Penyebab penyakit ini adalah virus cacar monyet (monkeypox virus) yang merupakan virus genus Orthopoxvirus yang termasuk dalam famili Poxviridae. Cacar monyet semula merupakan penyakit zoonosis, yakni penyakit yang penularannya ke manusia berasal dari hewan. Namun karena virusnya mengalami mutasi genetik maka kini penularannya bukan hanya terjadi dari hewan ke manusia namun juga dari manusia ke manusia.

Cacar Monyet merupakan penyakit infeksi yang menular melalui kontak langsung dengan penderita, ataupun binatang yang terinfeksi, serta dapat pula melalui benda yang terkontaminasi. Penularan melalui kontak langsung dengan penderita dapat terjadi lewat darah, cairan tubuh, lesi pada kulit, termasuk kontak seksual.

Sebenarnya, cacar monyet tidak mudah menular secara cepat dan meluas, karena penularannya memerlukan kontak erat. Namun pencegahan dan kewaspadaan tetap perlu dilakukan agar tidak semakin merebak.
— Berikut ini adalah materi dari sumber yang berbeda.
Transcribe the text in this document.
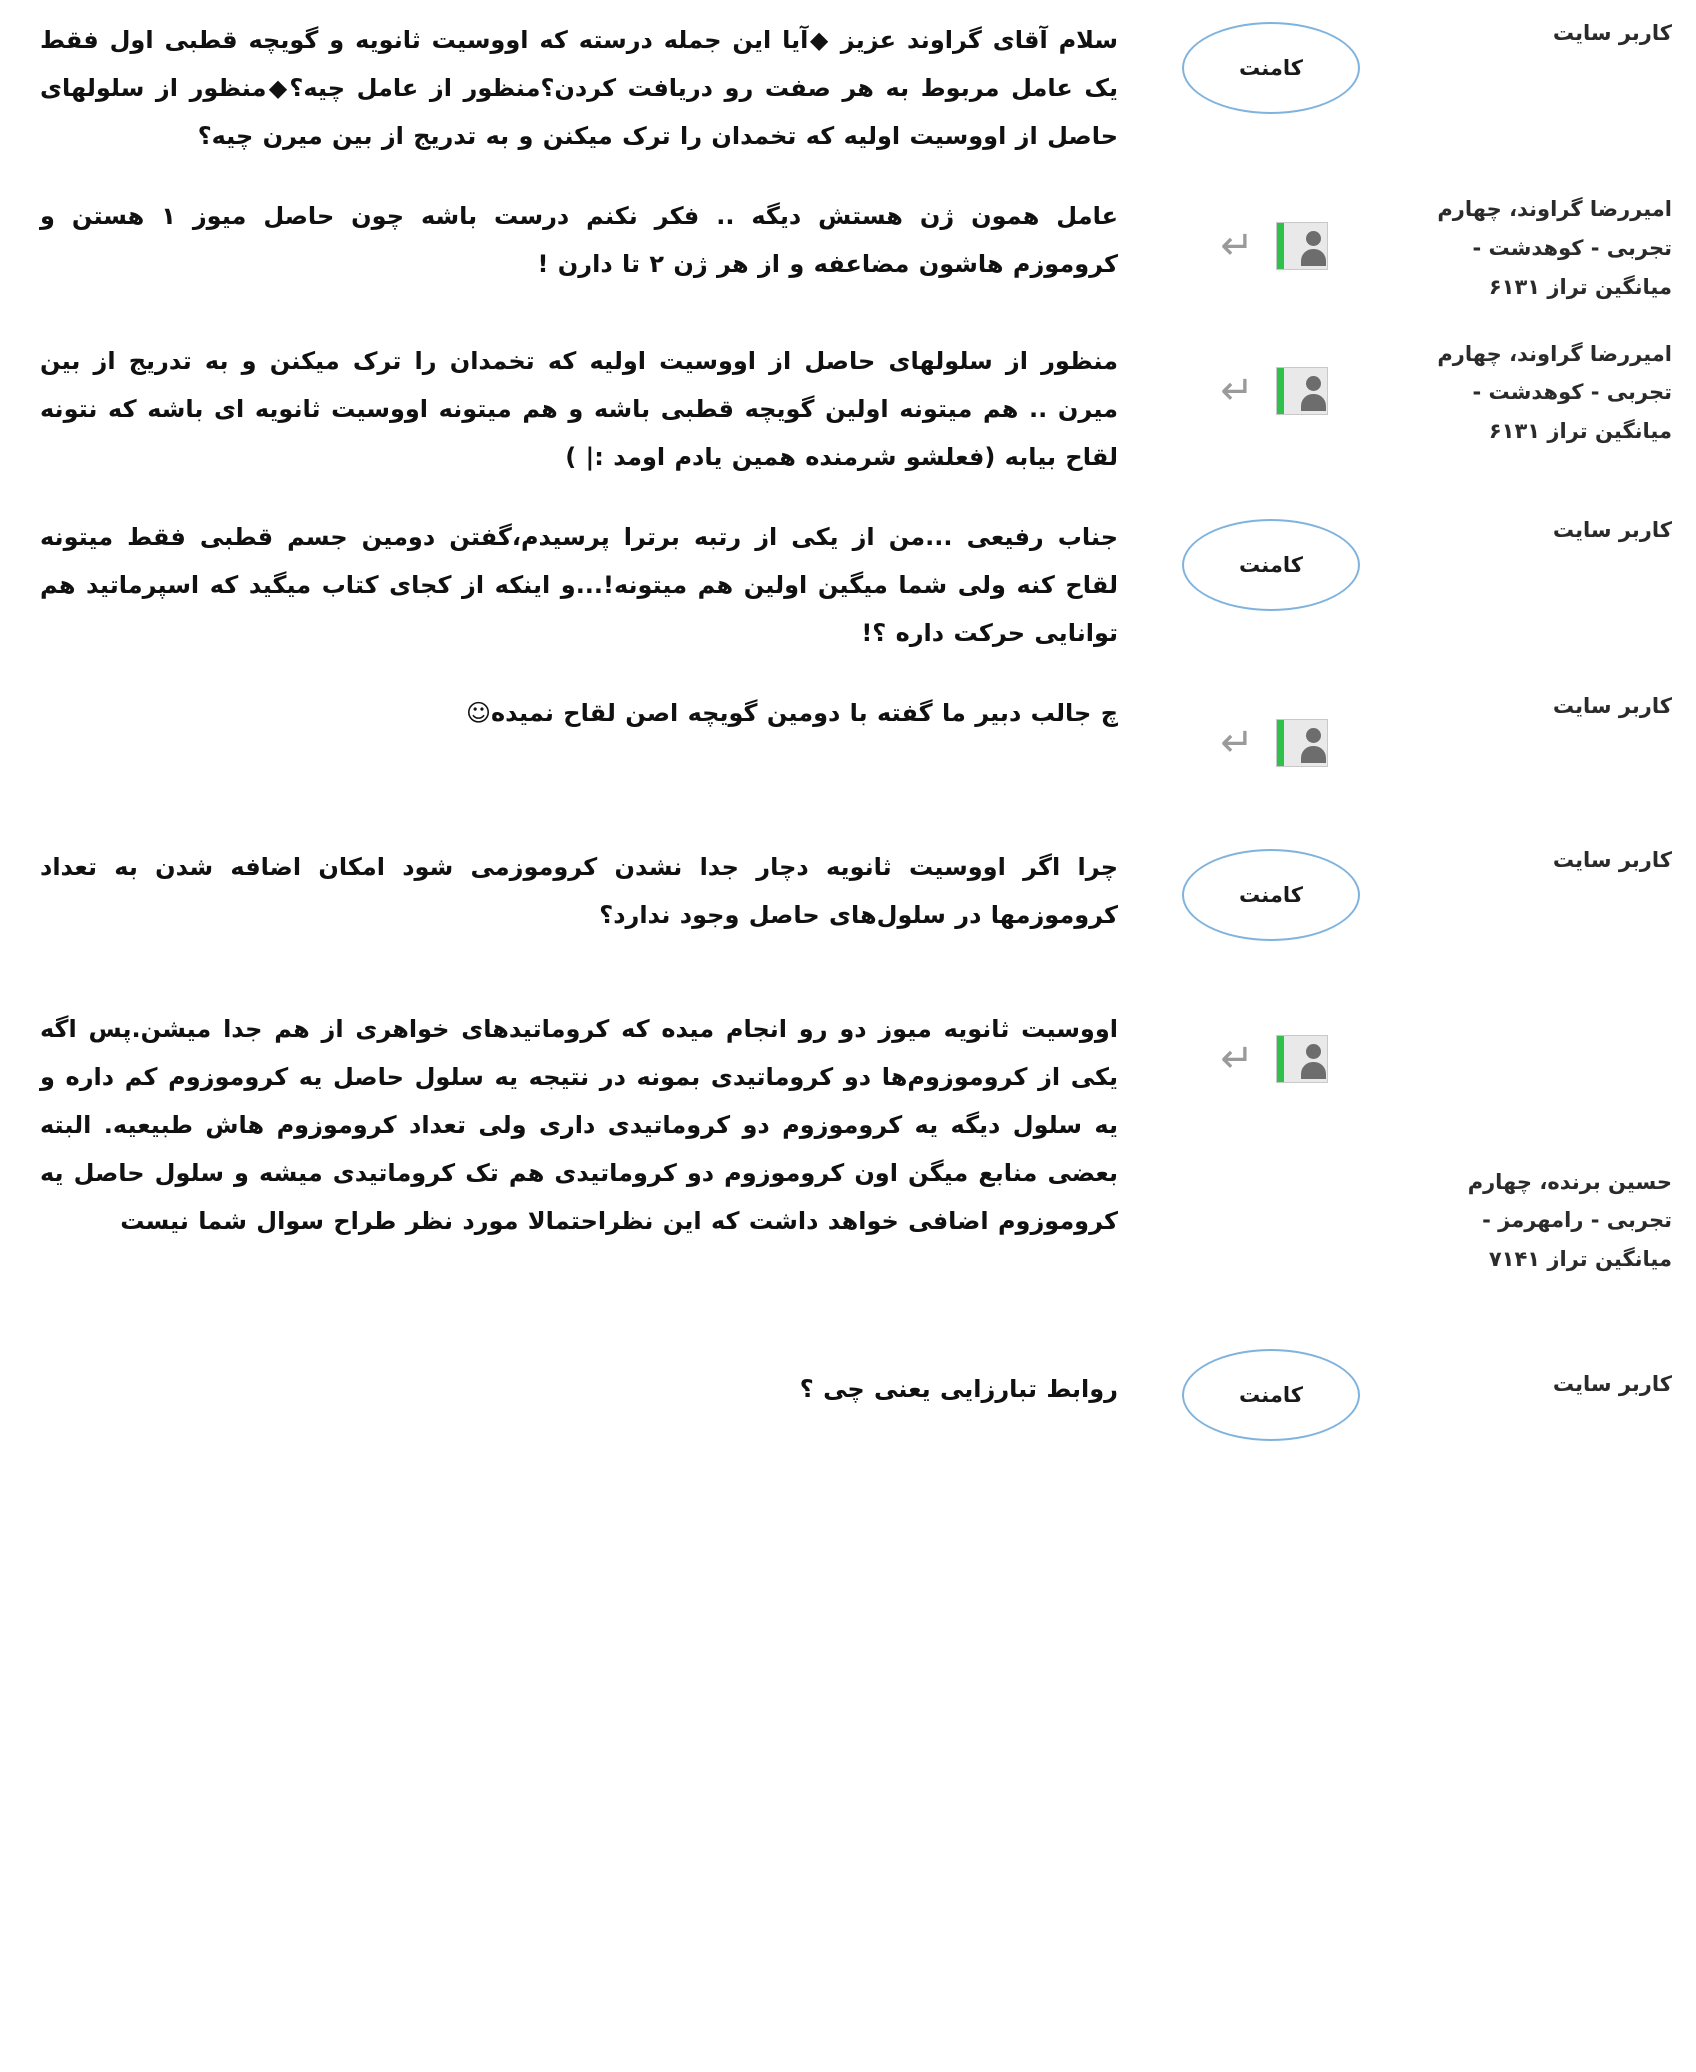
کاربر سایت
کامنت
سلام آقای گراوند عزیز ◆آیا این جمله درسته که اووسیت ثانویه و گویچه قطبی اول فقط یک عامل مربوط به هر صفت رو دریافت کردن؟منظور از عامل چیه؟◆منظور از سلولهای حاصل از اووسیت اولیه که تخمدان را ترک میکنن و به تدریج از بین میرن چیه؟
امیررضا گراوند، چهارم
تجربی - کوهدشت -
میانگین تراز ۶۱۳۱
↵
عامل همون ژن هستش دیگه .. فکر نکنم درست باشه چون حاصل میوز ۱ هستن و کروموزم هاشون مضاعفه و از هر ژن ۲ تا دارن !
امیررضا گراوند، چهارم
تجربی - کوهدشت -
میانگین تراز ۶۱۳۱
↵
منظور از سلولهای حاصل از اووسیت اولیه که تخمدان را ترک میکنن و به تدریج از بین میرن .. هم میتونه اولین گویچه قطبی باشه و هم میتونه اووسیت ثانویه ای باشه که نتونه لقاح بیابه (فعلشو شرمنده همین یادم اومد :| )
کاربر سایت
کامنت
جناب رفیعی ...من از یکی از رتبه برترا پرسیدم،گفتن دومین جسم قطبی فقط میتونه لقاح کنه ولی شما میگین اولین هم میتونه!...و اینکه از کجای کتاب میگید که اسپرماتید هم توانایی حرکت داره ؟!
کاربر سایت
↵
چ جالب دبیر ما گفته با دومین گویچه اصن لقاح نمیده☺
کاربر سایت
کامنت
چرا اگر اووسیت ثانویه دچار جدا نشدن کروموزمی شود امکان اضافه شدن به تعداد کروموزمها در سلول‌های حاصل وجود ندارد؟
حسین برنده، چهارم
تجربی - رامهرمز -
میانگین تراز ۷۱۴۱
↵
اووسیت ثانویه میوز دو رو انجام میده که کروماتیدهای خواهری از هم جدا میشن.پس اگه یکی از کروموزوم‌ها دو کروماتیدی بمونه در نتیجه یه سلول حاصل یه کروموزوم کم داره و یه سلول دیگه یه کروموزوم دو کروماتیدی داری ولی تعداد کروموزوم هاش طبیعیه. البته بعضی منابع میگن اون کروموزوم دو کروماتیدی هم تک کروماتیدی میشه و سلول حاصل یه کروموزوم اضافی خواهد داشت که این نظراحتمالا مورد نظر طراح سوال شما نیست
کاربر سایت
کامنت
روابط تبارزایی یعنی چی ؟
Masa inkubasi yaitu jangka waktu antara terinfeksi virus hingga mulai timbulnya gejala cacar monyet umumnya antara 6 hingga 13 hari. Penderita cacar monyet menunjukkan gejala yang mirip dengan penyakit cacar (small pox) namun jauh lebih ringan.

Penderita cacar monyet umumnya mengalami gejala awal demam tinggi >38,5 derajat Celcius, sakit kepala hebat, pembengkakan getah bening (limfadenopati) di leher, ketiak, ataupun selangkangan, mengalami nyeri otot (myalgia), sakit punggung, dan badan lemas (astenia). Pembengkakan kelenjar getah bening merupakan gejala yang khas pada cacar monyet dan tidak terdapat pada jenis cacar lainnya.

Setelah gejala awal tersebut pada penderita cacar monyet akan muncul ruam (bintil bintil kemerahan). Ruam terutama terdapat pada wajah, telapak tangan dan kaki, mukosa, alat kelamin, dan selaput lendir mata. Seiring waktu, ruam akan berubah menjadi koreng lalu akhirnya rontok.

Penyakit cacar monyet umumnya bersifat ringan yang berlangsung 2 – 4 minggu lalu sembuh. Namun pada beberapa kasus dapat menyebabkan komplikasi medis, yang bila tidak bisa diatasi dapat menimbulkan dampak serius. Komplikasi dari cacar monyet antara lain infeksi kulit sekunder, radang paru dan saluran pernapasan, gangguan kesadaran, dan masalah pengelihatan.

Sebagaimana penyakit virus pada umumnya, cacar monyet merupakan penyakit yang bersifat self-limited yaitu pada tahap tertentu virus penyebabnya akan terhenti sendiri perkembangannya dan penderita akan sembuh. Meskipun demikian terhadap penderita yang menunjukkan gejala perlu segera mendapatkan pelayanan medis terutama untuk mengatasi komplikasi yang mungkin ditimbulkannya.

Pengobatan terhadap cacar monyet bersifat menghilangkan gejala dan suportif. Tingkat kematian karena cacar monyet relatif rendah (3-6 %), dan kematian terutama karena fasilitas kesehatan yang kurang memadai.

Orang yang pernah mendapatkan vaksinasi cacar (smallpox) menunjukkan imunitas terhadap infeksi cacar monyet. Namun bila pernah terkena cacar air (chiken pox) ternyata tidak memberikan perlindungan terhadap cacar monyet. Hal ini karena cacar air disebabkan virus varicella yang berbeda dengan virus cacar monyet.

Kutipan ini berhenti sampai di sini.